The student, Yusa Okada, in her first year of junior high school, is part a group organized by Earth Caravan, a Kyoto-based nonprofit. The participants on the trip will pray for world peace during the papal audience.

She will be joined by Chiyumi Shinkai, 55, whose parent was a hibakusha, and Setsuko Thurlow, 87, who survived the Hiroshima bombing and campaigns for the elimination of nuclear arms in cooperation with the International Campaign to Abolish Nuclear Weapons (ICAN). Others in the group include an aboriginal Canadian girl, a Palestinian girl and two others.

Three days after the tragedy of Hiroshima, the city of Nagasaki was also devastated by a U.S. atomic bomb.

The general audience with the pope, held every Wednesday at St. Peter’s Square, is attended by people from around the world.

The Vatican has promised that at least one of the participants from Japan will be allowed to get a front-row seat at the event so that the person can have a chance to meet face-to-face with Pope Francis. The participants aim to show the flame of peace to the pope and explain its history to him.

“I hope for a world without war. I’m planning to convey my wish for the elimination of nuclear weapons to Pope Francis and tell him that I want to start by doing what I can,” Okada said.

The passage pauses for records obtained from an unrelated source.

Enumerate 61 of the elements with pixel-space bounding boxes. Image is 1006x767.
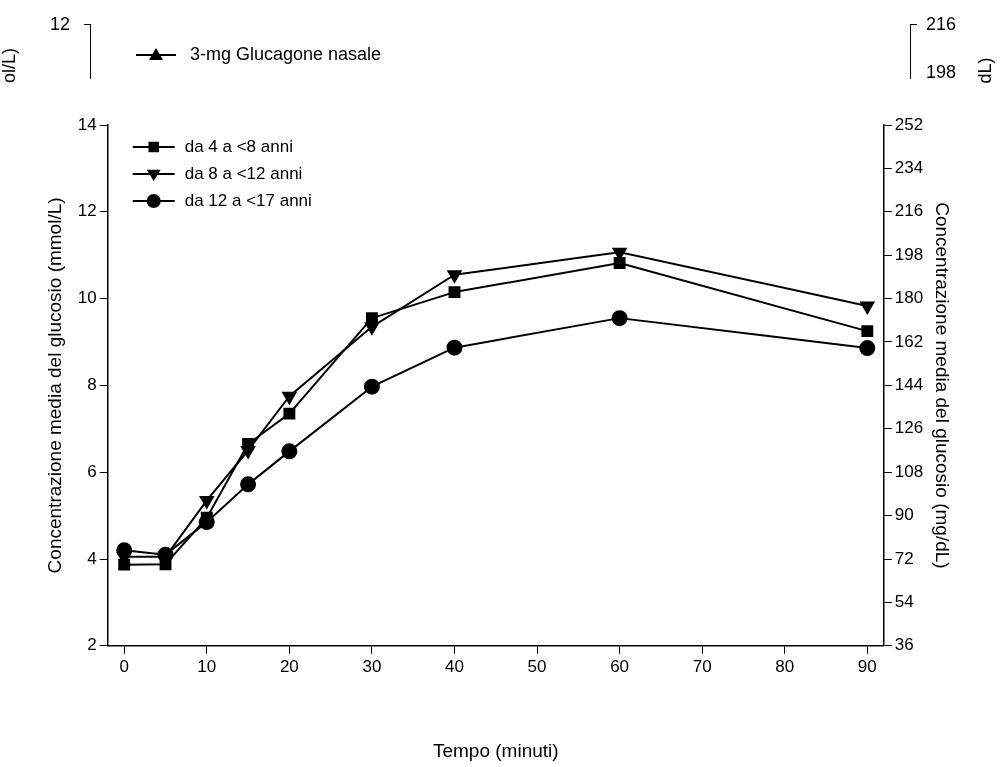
y2-tick-label: 36 [894,635,914,655]
point [199,495,214,509]
point [860,301,875,314]
text: 216 [926,14,957,35]
x-tick-label: 30 [362,656,382,676]
y-tick-label: 8 [87,375,97,395]
point [859,340,876,357]
x-tick-label: 40 [445,656,464,676]
y-tick-label: 6 [87,461,97,481]
x-tick-label: 20 [279,656,299,676]
x-axis-title: Tempo (minuti) [432,739,559,761]
y2-tick-label: 180 [894,288,924,308]
point [363,378,380,395]
text: ol/L) [0,47,20,84]
y-tick-label: 2 [87,635,97,655]
point [198,514,215,531]
x-tick-label: 90 [857,656,877,676]
y2-tick-label: 234 [894,158,924,178]
point [282,391,297,405]
point [283,407,296,420]
y-tick-label: 4 [87,548,97,568]
text: 198 [926,62,957,83]
y-axis-title: Concentrazione media del glucosio (mmol/L) [43,197,65,574]
point [157,546,174,563]
point [240,476,257,493]
legend-label: da 12 a <17 anni [184,190,312,210]
y-tick-label: 14 [77,114,97,134]
point [611,310,628,327]
y2-tick-label: 198 [894,244,924,264]
text: 12 [50,14,71,35]
point [241,446,256,459]
text: 3-mg Glucagone nasale [190,44,382,65]
point [861,325,874,338]
y2-tick-label: 216 [894,201,924,221]
x-tick-label: 80 [775,656,795,676]
y2-tick-label: 90 [894,505,914,525]
legend-label: da 8 a <12 anni [184,163,303,183]
y2-tick-label: 108 [894,461,924,481]
x-tick-label: 0 [119,656,129,676]
x-tick-label: 70 [692,656,712,676]
point [281,443,298,460]
point [116,542,133,559]
y2-tick-label: 252 [894,114,924,134]
point [446,339,463,356]
point [447,270,462,283]
x-tick-label: 10 [197,656,217,676]
y2-tick-label: 126 [894,418,924,438]
y2-tick-label: 144 [894,375,924,395]
y2-axis-title: Concentrazione media del glucosio (mg/dL) [932,202,954,569]
y-tick-label: 12 [77,201,97,221]
x-tick-label: 60 [610,656,630,676]
point [613,257,626,269]
x-tick-label: 50 [527,656,547,676]
y2-tick-label: 72 [894,548,914,568]
y2-tick-label: 162 [894,331,924,351]
y2-tick-label: 54 [894,592,914,612]
legend-label: da 4 a <8 anni [184,136,293,156]
text: dL) [974,57,996,84]
point [448,286,461,299]
y-tick-label: 10 [77,288,97,308]
point [364,322,379,335]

“I expect that by showing the flame to Pope Francis, we can convey the wishes of those who died praying for peace to the world,” Shinkai said.

Ryokyu Endo, who heads Earth Caravan, asked the archbishop of the Catholic Archdiocese of Nagasaki and others to help get a front-row seat for a Japanese participant after learning that Pope Francis has ordered a picture of a boy standing by a crematorium in Nagasaki after the Aug. 9, 1945, atomic bombing of the city to be made into cards for distribution.

Endo, the chief priest of a Buddhist temple, said he hopes that the flame of peace will be delivered to Pope Francis as a symbol of the efforts to make sure that the devastation of Hiroshima and Nagasaki will never be repeated. The pope often advocates for the abolition of nuclear weapons.

The participants will ask the pope to blow the flame out in a symbolic gesture representing the eradication of weapons of mass destruction, Endo said, according to the daily Mainichi Shimbun.

“It’s a fire that should never have been in this world and I was hoping (Pope Francis) will blow it out as a symbol to do away with nuclear arms,” Endo was quoted as saying in the daily.

Satoshi Suzuki, a 48-year-old corporate employee who plans to record video of the Japanese party’s participation in the general audience, said, “I want people around the world to watch a 13-year-old girl visit Vatican City and to take action for peace.”

Pope Francis plans to make his first trip to Japan in November. He is expected to visit Nagasaki and Hiroshima during his stay.